Workshop ‘til you drop

The Festival schedule will be rounded out with a wide range of workshops to enhance participants’ theater experience, be it on the stage, as an administrator or as a fan. All audience members with a Festival pass can register for any workshop that piques their interest. The workshops are free, with the exception of a master class on musical performance that will be given by the legendary Ben Vereen. (See separate article on Mr. Vereen and this workshop, which is $50 to attend.)  

The goal of Mr. Chase and his team was to devise a workshop schedule that would be fun and encourage participants to operate a bit beyond their comfort zones. For audience members, “stretching” might mean taking the stage themselves—or to the sky. 

With the increasing incorporation of circus arts in the theater (think the revival of “Pippin”) and Venice’s long circus history, a workshop incorporating a circus-related skill was a “must-include.” Fortuitiously, former trapeze star Tito Gaona lives in Venice where he operates The Sky Academy. His “Basics of Trapeze” workshop is sure to be a hit. 

Puppet making materials
Theatergoers interested in Commedie dell’Arte can join members of the Italian theater company for a session on this theater genre, complete with masks and costumes. People who enjoy physical comedy might sign up for the class on Russian clowning from Russia’s Theatre Mimicrea. And participants who loved “Avenue Q” can attend a session on puppet making and puppetry led by Steve Dawson.  (Mr. Dawson created the puppets for the Golden Apple Theater’s production of “Avenue Q” and has performed in the show.)
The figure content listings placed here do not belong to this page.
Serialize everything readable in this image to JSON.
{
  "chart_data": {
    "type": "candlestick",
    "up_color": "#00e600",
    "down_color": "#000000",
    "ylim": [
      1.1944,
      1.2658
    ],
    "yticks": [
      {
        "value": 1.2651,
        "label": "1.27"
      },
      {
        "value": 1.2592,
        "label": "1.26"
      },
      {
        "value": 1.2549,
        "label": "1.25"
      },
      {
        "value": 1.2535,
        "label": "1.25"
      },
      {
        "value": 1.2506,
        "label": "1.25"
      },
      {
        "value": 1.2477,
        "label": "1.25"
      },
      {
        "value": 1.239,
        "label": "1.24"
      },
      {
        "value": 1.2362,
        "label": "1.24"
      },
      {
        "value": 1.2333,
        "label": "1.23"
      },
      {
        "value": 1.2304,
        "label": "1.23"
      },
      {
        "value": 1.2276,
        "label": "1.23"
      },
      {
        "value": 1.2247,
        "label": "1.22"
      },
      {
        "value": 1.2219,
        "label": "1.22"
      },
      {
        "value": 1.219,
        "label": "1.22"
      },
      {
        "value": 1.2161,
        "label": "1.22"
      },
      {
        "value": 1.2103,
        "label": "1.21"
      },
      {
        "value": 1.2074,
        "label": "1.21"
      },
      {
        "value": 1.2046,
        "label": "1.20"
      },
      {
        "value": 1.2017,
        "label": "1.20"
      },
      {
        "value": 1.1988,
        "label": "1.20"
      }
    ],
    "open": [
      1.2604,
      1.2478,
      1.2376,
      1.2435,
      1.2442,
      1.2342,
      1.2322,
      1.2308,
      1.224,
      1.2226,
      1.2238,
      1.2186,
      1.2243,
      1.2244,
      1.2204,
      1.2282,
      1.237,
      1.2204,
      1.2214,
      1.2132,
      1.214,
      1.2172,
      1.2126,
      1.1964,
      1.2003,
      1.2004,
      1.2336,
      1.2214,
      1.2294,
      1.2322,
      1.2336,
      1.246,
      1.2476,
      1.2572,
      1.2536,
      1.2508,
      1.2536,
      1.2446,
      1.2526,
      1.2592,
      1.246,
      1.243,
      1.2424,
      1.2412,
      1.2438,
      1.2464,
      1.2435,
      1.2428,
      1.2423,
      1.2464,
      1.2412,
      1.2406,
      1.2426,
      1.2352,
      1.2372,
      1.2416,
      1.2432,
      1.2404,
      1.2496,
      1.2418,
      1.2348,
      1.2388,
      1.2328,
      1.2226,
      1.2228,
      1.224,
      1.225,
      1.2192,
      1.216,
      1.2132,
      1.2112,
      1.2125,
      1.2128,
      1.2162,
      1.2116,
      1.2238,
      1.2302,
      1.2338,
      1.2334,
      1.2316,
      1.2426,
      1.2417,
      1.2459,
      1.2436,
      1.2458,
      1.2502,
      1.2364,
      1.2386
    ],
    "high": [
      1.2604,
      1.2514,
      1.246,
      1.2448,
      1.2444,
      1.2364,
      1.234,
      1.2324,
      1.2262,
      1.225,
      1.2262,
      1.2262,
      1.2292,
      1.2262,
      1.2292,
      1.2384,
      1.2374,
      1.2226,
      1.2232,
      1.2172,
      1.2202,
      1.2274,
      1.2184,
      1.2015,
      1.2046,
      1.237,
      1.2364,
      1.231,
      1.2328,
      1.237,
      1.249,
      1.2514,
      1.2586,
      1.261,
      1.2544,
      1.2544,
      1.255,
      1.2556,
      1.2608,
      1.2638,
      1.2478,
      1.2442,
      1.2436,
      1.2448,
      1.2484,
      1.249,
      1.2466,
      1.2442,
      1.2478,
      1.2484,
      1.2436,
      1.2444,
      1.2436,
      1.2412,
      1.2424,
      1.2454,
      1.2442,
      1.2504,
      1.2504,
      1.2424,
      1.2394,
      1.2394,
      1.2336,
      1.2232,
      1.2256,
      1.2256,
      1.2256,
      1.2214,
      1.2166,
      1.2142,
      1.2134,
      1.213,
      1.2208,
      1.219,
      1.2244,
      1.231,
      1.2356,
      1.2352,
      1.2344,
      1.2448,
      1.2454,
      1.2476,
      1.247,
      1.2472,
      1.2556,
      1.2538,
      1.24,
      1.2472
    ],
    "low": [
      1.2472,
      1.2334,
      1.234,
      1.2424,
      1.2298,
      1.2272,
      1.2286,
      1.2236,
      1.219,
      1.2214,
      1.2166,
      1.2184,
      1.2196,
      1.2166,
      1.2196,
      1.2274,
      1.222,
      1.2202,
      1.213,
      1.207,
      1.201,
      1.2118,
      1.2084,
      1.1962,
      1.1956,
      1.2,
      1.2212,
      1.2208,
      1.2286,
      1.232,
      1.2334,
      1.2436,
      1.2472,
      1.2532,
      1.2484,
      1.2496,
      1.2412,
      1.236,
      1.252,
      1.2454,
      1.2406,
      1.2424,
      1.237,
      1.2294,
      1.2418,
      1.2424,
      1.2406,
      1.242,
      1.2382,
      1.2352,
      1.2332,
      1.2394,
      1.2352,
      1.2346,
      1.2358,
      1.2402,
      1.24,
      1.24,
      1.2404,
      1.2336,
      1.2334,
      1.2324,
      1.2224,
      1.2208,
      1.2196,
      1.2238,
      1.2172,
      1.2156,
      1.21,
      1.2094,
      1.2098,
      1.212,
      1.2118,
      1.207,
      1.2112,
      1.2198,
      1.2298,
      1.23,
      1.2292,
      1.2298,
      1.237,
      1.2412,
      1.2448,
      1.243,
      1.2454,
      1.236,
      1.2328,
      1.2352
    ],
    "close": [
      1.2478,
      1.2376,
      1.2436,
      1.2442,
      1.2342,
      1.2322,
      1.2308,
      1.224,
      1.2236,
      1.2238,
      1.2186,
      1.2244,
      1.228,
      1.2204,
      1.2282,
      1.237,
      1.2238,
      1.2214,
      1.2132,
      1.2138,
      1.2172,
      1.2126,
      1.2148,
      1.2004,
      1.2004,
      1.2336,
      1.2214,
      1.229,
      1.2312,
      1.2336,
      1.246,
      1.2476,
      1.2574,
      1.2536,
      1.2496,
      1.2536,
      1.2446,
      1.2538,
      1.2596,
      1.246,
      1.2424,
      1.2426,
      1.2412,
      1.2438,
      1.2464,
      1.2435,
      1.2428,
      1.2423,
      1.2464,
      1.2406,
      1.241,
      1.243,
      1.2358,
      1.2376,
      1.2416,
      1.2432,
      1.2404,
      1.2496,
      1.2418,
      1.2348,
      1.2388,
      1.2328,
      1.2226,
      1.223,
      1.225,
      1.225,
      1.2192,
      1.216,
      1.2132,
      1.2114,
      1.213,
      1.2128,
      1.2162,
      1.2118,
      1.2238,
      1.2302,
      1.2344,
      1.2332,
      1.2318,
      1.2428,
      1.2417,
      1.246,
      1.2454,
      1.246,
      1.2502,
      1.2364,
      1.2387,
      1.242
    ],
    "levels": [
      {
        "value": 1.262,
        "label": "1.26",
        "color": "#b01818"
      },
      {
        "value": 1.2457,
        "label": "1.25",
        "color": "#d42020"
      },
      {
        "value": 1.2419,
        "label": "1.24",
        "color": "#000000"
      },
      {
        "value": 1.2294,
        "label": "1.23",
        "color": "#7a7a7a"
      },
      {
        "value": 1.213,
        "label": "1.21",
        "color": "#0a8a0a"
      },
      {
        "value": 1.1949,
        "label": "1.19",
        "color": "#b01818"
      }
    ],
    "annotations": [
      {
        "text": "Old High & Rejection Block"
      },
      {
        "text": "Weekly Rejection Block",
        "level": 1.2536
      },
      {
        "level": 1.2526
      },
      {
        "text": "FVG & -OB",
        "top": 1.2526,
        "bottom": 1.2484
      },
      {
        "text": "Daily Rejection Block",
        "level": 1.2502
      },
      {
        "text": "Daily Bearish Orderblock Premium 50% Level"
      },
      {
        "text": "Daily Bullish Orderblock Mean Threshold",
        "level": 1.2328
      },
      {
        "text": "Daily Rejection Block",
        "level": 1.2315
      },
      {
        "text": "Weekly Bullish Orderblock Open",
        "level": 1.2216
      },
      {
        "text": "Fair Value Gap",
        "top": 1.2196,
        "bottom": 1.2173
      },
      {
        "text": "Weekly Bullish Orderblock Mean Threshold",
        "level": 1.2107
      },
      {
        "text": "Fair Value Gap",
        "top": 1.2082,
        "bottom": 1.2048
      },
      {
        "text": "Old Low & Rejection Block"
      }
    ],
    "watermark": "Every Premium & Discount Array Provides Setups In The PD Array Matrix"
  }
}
Workshops will also be offered for people who operate on the other side of the curtain.   Theater administrators can learn how to adapt programming to reflect area demographics and how to maintain a strong volunteer base.  Producers and directors may be interested in sessions on new technologies for musical rehearsal and production or how to use theater to effect social change. 

The list goes on and on. 

Celebrating the theater

Ultimately, the Festival is a celebration of the power and joy of the theater. Ms. Pingel summarized her reaction to aactWorldFest 2010 by saying, “This Festival is evidence that the theater is a place where you can come together and stand side by side as equals, whether you live in a war torn country or in the midst of opulence.”

Southwest Florida theater lovers are invited to join in this experience.